La bretella torna liberaTocca a via Gasparotto

La buona notizia è che da questa mattina alle 9 il cantiere sulla bretella autostradale sarà ufficialmente chiuso. Quella cattiva è che nel giro di dieci giorni ne riaprirà un altro poco sotto, lungo via Gasparotto. E pure lì, c’è da scommettere, i disagi non mancheranno. Sono questi i punti principali toccati ieri mattina a Villa Recalcati, durante un incontro tra il prefetto Giorgio Zanzi,il sindaco di Varese Davide Galimberti, quelli di Buguggiate Cristina Galimberti e Gazzada Schianno Cristina Bertuletti, poi rappresentanti delle forze dell’ordine coinvolte, come quello della Polstrada Andrea Lefano e quello della Polizia locale Emiliano Bezzon, e infine delegati di Autostrade per l’Italia e Anas.

Sul tavolo, appunto, la complessa situazione viabilistica innescata dagli «urgenti e improrogabili lavori di manutenzione» al raccordo autostradale, che di fatto hanno richiesto l’istituzione del senso unico alternato a partire da sabato.

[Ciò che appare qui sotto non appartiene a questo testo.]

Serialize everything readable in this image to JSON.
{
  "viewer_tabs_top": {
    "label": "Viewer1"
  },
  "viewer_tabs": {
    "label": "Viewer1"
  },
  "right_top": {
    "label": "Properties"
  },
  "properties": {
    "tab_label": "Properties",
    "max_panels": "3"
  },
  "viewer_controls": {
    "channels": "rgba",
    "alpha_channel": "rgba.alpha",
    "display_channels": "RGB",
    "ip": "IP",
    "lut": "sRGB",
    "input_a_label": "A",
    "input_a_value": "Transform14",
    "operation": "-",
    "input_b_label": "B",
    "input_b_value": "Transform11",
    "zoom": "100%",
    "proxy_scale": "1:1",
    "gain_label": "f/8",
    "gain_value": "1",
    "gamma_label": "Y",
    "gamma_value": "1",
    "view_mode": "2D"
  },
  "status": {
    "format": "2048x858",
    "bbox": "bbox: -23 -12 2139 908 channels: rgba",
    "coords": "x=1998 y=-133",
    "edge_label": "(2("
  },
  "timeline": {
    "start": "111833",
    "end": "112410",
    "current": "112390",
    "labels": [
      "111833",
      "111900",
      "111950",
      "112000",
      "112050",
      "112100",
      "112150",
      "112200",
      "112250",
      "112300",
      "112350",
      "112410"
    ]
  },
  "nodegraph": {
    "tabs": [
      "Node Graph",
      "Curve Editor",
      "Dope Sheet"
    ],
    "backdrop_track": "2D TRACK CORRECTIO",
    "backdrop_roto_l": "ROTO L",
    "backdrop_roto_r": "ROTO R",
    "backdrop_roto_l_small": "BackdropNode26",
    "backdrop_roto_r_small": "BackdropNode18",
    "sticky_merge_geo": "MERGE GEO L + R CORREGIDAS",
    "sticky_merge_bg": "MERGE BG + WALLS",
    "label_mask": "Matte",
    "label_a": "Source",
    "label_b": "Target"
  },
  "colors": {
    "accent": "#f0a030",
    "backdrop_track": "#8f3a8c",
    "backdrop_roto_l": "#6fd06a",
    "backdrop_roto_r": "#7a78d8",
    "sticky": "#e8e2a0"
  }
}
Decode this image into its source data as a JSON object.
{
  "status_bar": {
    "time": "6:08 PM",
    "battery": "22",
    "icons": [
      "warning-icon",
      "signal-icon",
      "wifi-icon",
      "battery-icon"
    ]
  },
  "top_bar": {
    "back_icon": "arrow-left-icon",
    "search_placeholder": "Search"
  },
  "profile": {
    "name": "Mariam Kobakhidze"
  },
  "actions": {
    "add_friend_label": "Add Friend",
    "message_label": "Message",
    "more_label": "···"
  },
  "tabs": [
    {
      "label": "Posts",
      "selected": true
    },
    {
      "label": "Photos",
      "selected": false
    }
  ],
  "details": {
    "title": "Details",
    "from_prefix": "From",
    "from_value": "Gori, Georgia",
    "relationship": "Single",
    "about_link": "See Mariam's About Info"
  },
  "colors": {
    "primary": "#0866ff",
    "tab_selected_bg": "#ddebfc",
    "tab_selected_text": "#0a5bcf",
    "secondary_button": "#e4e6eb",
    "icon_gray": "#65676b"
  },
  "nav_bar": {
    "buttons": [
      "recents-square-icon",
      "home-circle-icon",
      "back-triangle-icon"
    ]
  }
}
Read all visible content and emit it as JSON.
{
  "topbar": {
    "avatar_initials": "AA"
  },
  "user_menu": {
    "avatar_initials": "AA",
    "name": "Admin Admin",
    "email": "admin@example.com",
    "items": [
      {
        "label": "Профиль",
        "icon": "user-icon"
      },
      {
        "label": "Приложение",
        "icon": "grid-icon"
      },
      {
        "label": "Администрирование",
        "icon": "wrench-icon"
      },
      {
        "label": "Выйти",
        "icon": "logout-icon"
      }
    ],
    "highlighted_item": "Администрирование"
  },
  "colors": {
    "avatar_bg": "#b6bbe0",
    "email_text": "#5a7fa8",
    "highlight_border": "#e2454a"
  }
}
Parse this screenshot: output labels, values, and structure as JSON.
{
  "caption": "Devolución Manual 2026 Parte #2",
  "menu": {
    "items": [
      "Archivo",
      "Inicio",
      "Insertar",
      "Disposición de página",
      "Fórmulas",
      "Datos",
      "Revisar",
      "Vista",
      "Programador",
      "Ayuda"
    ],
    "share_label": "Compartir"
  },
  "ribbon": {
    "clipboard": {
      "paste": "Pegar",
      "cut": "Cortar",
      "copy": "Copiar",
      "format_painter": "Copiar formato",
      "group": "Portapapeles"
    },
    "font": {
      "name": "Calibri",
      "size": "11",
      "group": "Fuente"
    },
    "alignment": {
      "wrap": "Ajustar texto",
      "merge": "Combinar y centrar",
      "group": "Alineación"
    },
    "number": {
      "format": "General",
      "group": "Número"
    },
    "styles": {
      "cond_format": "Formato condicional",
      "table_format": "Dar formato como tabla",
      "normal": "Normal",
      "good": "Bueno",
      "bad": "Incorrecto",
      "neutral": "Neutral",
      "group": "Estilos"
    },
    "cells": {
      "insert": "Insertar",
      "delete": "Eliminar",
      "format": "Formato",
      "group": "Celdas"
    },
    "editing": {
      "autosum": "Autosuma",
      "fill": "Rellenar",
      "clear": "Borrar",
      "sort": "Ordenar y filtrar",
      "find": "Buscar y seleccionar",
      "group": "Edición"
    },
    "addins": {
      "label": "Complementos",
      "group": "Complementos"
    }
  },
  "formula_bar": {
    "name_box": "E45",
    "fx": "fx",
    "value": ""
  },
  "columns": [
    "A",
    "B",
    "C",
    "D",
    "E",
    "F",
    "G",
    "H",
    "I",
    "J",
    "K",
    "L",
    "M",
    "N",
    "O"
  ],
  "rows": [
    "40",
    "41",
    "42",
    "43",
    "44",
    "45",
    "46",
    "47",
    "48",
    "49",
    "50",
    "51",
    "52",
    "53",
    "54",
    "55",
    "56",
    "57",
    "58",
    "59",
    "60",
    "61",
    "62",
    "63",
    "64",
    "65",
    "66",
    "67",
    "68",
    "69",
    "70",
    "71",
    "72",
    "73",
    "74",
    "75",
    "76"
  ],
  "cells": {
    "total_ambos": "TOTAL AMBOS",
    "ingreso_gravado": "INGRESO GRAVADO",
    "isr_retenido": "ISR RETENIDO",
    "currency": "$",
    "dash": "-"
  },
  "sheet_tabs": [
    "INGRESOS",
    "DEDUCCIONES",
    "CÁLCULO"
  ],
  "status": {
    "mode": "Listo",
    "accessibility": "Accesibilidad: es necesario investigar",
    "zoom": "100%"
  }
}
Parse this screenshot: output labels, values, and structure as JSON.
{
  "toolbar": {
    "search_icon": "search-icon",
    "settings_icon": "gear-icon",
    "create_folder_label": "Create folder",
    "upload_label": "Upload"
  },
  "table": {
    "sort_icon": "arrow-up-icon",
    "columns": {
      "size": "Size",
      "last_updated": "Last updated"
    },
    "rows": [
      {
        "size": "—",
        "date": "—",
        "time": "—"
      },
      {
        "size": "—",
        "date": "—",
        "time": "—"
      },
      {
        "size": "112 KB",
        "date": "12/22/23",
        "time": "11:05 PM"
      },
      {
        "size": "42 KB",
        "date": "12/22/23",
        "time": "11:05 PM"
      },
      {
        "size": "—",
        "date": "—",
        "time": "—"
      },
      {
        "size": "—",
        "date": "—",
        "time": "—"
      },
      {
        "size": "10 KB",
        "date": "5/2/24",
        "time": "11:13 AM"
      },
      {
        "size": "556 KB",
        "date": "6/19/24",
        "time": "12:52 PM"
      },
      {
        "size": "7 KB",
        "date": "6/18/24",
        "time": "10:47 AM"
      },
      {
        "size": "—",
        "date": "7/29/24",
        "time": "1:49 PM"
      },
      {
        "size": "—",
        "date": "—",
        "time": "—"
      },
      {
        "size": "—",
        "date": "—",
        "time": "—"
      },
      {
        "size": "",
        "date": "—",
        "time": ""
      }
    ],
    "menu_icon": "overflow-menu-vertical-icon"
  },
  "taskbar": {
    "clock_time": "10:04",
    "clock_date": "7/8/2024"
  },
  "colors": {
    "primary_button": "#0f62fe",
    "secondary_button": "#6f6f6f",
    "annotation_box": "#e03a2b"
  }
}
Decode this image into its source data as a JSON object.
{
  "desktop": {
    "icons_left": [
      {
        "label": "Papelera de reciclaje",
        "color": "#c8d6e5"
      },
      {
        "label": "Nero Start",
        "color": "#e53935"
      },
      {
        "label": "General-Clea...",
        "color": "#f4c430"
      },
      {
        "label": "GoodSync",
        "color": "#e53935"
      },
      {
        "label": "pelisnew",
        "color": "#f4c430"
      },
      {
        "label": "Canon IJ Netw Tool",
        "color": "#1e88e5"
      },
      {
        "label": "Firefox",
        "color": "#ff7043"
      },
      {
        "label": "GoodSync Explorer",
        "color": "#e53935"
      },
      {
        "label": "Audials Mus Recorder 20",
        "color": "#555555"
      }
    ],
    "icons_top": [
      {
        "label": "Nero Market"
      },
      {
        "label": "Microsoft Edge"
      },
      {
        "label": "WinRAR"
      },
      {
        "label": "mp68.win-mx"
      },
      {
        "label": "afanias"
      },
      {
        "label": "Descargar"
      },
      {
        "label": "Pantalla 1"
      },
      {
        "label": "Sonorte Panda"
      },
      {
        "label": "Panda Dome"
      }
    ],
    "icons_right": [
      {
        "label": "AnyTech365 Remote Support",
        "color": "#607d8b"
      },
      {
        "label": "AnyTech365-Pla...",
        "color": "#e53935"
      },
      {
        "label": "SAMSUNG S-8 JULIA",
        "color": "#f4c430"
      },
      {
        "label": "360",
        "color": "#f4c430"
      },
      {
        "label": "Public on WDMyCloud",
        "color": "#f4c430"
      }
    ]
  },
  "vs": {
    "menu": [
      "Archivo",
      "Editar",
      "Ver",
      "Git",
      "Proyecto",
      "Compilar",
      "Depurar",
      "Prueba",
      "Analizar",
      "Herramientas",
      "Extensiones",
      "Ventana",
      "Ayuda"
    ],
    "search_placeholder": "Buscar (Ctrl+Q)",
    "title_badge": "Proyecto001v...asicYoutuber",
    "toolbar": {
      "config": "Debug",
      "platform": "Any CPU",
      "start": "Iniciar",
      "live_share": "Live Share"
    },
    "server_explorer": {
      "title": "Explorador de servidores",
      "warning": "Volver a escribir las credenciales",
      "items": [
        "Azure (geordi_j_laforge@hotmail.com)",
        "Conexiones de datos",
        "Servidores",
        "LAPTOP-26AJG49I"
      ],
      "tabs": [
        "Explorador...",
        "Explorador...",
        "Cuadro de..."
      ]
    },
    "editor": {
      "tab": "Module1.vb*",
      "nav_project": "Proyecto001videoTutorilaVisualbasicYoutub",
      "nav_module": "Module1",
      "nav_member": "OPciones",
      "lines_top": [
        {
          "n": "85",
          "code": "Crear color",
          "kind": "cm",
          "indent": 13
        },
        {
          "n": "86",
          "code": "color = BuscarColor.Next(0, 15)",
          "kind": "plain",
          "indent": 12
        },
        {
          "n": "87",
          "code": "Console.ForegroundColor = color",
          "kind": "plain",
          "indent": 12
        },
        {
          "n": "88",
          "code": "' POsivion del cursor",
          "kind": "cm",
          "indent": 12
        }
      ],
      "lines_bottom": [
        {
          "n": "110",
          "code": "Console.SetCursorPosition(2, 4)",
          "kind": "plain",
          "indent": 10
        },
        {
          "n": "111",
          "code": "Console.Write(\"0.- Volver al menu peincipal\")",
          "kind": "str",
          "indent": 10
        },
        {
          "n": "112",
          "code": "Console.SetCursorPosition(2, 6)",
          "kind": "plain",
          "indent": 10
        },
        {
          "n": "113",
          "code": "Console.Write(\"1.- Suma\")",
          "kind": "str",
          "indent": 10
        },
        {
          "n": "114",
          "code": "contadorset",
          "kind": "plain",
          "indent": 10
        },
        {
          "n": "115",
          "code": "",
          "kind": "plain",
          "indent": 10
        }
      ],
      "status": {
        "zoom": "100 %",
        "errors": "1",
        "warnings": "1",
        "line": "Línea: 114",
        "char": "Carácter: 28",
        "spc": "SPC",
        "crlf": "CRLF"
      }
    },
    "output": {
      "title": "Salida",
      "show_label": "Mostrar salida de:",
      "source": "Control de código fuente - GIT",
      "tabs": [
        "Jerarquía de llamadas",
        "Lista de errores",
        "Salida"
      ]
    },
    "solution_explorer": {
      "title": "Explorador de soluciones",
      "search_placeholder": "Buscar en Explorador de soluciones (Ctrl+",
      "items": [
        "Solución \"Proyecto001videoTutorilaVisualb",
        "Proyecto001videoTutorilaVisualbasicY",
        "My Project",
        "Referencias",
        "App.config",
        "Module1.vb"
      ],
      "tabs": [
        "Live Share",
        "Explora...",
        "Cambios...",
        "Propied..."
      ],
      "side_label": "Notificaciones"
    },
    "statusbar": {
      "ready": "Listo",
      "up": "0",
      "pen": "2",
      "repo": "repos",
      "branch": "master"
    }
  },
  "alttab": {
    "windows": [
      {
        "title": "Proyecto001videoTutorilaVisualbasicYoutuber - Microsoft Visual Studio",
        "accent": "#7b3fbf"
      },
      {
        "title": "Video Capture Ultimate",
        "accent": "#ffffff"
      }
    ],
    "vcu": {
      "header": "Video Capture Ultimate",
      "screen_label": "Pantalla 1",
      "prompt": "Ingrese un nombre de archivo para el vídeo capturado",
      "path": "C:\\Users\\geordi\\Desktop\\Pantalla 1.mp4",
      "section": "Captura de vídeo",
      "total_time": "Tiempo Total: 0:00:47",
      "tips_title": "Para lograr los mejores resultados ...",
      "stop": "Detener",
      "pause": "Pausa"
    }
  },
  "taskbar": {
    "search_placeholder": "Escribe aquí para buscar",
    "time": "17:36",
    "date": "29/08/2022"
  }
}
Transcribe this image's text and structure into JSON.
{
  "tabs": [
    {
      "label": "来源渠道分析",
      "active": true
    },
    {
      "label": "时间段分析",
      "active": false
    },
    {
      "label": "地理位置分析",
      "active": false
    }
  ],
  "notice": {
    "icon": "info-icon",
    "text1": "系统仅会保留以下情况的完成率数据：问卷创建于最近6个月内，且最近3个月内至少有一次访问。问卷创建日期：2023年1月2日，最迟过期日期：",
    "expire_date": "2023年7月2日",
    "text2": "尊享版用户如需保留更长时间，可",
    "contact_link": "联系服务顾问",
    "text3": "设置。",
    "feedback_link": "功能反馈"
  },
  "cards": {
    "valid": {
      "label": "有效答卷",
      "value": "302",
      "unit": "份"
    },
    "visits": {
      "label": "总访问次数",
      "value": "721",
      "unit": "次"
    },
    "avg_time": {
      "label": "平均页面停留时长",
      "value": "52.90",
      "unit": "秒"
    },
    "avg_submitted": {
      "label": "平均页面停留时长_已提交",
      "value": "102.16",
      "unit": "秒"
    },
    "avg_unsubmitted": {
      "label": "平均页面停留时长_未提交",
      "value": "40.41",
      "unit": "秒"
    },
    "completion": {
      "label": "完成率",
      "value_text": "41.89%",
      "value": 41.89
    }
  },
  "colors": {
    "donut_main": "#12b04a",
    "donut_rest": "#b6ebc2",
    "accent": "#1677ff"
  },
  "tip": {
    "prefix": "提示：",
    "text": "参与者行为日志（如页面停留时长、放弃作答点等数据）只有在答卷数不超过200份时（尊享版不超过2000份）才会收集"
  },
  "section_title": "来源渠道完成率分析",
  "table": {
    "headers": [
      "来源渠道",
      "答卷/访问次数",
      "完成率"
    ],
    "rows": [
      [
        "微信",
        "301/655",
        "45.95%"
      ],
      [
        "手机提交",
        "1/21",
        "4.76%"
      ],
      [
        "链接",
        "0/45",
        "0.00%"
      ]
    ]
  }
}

Un intervento annunciato da Anas a Palazzo Estense meno di ventiquattr’ore prima dell’inizio dei lavori, con pesanti ripercussioni soprattutto nei primi due giorni. Il termine era fissato per il 10 marzo ma ieri mattina, al termine del summit in Prefettura, si è saputo che il cronoprogramma ha subito variazioni significative: via il semaforo sulla bretella già a partire dalla mattina di oggi, poi una fase di analisi che durerà al massimo una decina di giorni, al termine dei quali partirà un nuovo cantiere pochi metri più a valle, ossia su via Gasparotto, all’altezza della chiesetta di Loreto, che dovrà chiudersi entro due mesi.

Oggetto del massiccio intervento sarà il muraglione di contenimento: «Si tratta di un muro ormai datato – ha spiegato il prefetto Zanzi – che pare risentire del passare del tempo: le analisi hanno permesso di appurare che non sussiste una gravità tale da far presupporre un pericolo imminente, ma bisogna porre rimedio alla situazione e quindi costruire un altro muro davanti alla parte lesionata. Anas farà le dovute valutazioni a più ampio spettro per risanare tutto, a partire dal ponte che sale verso Gazzada e fino a Varese». Sul raccordo, intanto, sarà fatto rispettare un divieto che esiste per la verità esiste da anni ma che spesso viene ignorato, e che proibisce il passaggio ai mezzi pesanti, per preservare la stabilità della struttura. Sulla Statale 341 – che in territorio varesino prende il nome di via Gasparotto, appunto – dovranno essere invece adottati accorgimenti, tra cui molto probabilmente il senso unico alternato, per consentire i lavori. «In previsione di questi interventi al confine tra Varese e Gazzada – ha rimarcato il sindaco Bertuletti – bisognerà studiare con attenzione la soluzione viabilistica migliore».